Tutti gli occhi sono rivolti a Juno e al gigante gassoso: la sonda della Nasa alimentata a energia solare, proprio in questo 4 di luglio (EDT) si inserisce in un’orbita polare attorno a Giove. Dopo cinque anni di viaggio, è pronta quindi per iniziare la sua esplorazione del più grande pianeta del sistema solare grazie ad un equipaggiamento di prim’ordine, composto da 9 strumenti scientifici. Il JOI (Jupiter Orbit Insertion) è atteso tra poche ore (tutti i dettagli negli approfondimenti in basso a corredo dell’articolo): sarà uno dei momenti più delicati e pericolosi. Per 35 minuti la sonda accenderà il suo motore principale collocandosi in un’orbita polare, con un periodo di 11 giorni rispetto al pianeta gassoso.
L’Italia è a bordo grazie a due strumenti: il cuore di Juno sarà l’italianissimo con JIRAM (Jovian InfraRed Auroral Mapper), finanziato dall’ASI, realizzato da Finmeccanica e operato sotto la responsabilità scientifica dell’Istituto di Astrofisica e Planetologia Spaziali (IAPS) dell’INAF. Operante nel vicino infrarosso, lo spettrometro svolgerà indagini negli strati superiori dell’atmosfera gioviana, sarà in grado di rilevare l’eventuale presenza di metano, vapore acqueo, ammoniaca e fosfina e fornirà immagini delle aurore. L’altro componente italiano di Juno è KaT (Ka-Band Translator) uno strumento di radioscienza realizzato dall’Università La Sapienza di Roma, realizzato da Thales Alenia Space Italia sempre con il supporto di ASI.

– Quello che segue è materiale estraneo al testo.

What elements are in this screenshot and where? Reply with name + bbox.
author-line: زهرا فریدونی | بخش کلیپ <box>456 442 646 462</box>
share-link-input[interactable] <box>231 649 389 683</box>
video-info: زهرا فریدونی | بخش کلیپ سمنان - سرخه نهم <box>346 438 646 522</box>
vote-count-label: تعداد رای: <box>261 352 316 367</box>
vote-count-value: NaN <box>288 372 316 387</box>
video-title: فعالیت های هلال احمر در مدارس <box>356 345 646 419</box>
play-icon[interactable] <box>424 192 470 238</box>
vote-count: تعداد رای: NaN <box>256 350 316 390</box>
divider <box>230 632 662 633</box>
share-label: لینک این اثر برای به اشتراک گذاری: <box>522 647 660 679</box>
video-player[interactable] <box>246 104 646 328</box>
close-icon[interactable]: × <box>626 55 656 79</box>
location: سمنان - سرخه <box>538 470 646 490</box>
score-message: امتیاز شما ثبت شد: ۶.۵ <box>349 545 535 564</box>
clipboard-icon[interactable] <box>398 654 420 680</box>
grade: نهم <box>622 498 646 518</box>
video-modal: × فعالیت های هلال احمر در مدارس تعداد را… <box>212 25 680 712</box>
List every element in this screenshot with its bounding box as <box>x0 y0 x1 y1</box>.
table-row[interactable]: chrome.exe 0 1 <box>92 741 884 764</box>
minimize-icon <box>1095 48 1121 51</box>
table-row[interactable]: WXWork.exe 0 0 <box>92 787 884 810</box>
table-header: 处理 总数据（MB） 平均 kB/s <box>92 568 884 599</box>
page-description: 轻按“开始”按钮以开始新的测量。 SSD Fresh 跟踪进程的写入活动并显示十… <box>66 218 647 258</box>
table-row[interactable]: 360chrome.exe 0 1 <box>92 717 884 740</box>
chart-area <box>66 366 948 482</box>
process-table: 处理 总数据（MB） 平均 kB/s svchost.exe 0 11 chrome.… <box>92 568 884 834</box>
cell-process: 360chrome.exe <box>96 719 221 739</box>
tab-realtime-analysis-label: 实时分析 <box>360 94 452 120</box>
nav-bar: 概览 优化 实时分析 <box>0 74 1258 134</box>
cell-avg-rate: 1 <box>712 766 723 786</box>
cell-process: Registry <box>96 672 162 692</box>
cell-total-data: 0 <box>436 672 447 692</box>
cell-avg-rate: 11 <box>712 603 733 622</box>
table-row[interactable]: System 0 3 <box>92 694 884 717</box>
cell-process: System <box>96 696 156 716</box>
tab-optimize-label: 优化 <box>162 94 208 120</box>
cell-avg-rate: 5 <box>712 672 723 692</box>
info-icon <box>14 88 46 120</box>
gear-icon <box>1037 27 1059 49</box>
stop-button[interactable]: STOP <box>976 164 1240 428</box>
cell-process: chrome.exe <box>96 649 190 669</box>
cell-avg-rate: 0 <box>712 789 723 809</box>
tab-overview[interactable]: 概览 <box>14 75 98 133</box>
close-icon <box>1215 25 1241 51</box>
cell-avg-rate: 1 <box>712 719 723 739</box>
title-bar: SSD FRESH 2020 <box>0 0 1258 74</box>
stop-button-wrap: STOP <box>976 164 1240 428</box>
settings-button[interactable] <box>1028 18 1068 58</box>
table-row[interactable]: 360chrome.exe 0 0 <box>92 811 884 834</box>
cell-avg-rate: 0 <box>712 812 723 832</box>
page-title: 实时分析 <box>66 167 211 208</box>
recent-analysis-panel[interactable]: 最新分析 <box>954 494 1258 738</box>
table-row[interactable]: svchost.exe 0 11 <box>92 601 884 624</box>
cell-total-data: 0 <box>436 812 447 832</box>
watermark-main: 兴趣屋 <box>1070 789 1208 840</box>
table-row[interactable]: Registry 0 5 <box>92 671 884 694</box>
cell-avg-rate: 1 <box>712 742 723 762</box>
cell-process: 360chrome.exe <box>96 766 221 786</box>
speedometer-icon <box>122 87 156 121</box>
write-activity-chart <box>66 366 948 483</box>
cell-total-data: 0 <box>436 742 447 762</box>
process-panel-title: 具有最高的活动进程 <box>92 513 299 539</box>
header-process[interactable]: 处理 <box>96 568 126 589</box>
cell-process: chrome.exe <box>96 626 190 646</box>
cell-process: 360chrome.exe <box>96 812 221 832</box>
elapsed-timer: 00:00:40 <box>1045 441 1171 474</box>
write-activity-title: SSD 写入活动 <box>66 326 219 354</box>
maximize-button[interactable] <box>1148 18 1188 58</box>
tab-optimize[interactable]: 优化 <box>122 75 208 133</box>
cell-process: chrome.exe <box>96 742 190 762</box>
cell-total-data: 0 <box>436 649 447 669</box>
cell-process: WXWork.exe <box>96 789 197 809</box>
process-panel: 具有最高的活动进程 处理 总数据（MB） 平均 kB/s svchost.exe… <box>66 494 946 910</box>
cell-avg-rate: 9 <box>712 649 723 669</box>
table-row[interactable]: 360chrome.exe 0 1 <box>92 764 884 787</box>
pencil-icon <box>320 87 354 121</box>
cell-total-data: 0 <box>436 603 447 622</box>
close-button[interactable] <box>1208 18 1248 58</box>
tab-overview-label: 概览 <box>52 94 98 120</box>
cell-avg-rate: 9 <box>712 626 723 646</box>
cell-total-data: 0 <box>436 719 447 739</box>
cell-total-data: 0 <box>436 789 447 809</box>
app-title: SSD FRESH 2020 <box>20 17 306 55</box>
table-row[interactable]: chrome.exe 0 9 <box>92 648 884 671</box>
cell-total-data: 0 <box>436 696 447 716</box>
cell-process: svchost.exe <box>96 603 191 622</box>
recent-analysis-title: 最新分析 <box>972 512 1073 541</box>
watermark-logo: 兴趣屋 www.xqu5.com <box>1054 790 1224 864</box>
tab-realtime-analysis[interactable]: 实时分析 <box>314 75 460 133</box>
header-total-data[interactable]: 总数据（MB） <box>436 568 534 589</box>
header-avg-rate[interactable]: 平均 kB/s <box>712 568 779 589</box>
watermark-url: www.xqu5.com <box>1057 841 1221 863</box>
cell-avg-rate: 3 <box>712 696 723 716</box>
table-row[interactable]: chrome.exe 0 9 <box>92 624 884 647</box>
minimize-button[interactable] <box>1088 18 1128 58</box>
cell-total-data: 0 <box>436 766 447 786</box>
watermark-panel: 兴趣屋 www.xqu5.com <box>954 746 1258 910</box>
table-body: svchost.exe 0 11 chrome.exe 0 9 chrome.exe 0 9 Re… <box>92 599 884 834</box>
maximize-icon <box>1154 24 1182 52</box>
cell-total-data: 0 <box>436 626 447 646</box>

Il countdown è ormai in corso: sono le ultime ore di viaggio. Quando entrerà nell’orbita di Giove la sonda verrà immersa nell’ambiente più ricco di radiazioni del Sistema Solare, bersagliata dall’equivalente di 100 milioni di radiografie. Sarà immersa nel gigantesco campo magnetico del pianeta, ed altre radiazioni giungeranno dalle particelle liberate dai vulcani della più interna delle lune di Giove, Io. Inoltre lo strato di idrogeno nascosto sotto le nubi di Giove, in condizioni di pressione incredibili, potrebbe comportarsi come un conduttore elettrico.
La schermature della sonda e la particolare orbita a ovale schiacciato sono state studiate dal team proprio per ridurre al minimo l’esposizione alle radiazioni e permettere al veicolo di sopravvivere il più a lungo possibile all’inospitale ambiente giovano e quindi raccogliere quante più informazioni durante la missione, la cui durata nominale è di 20 mesi.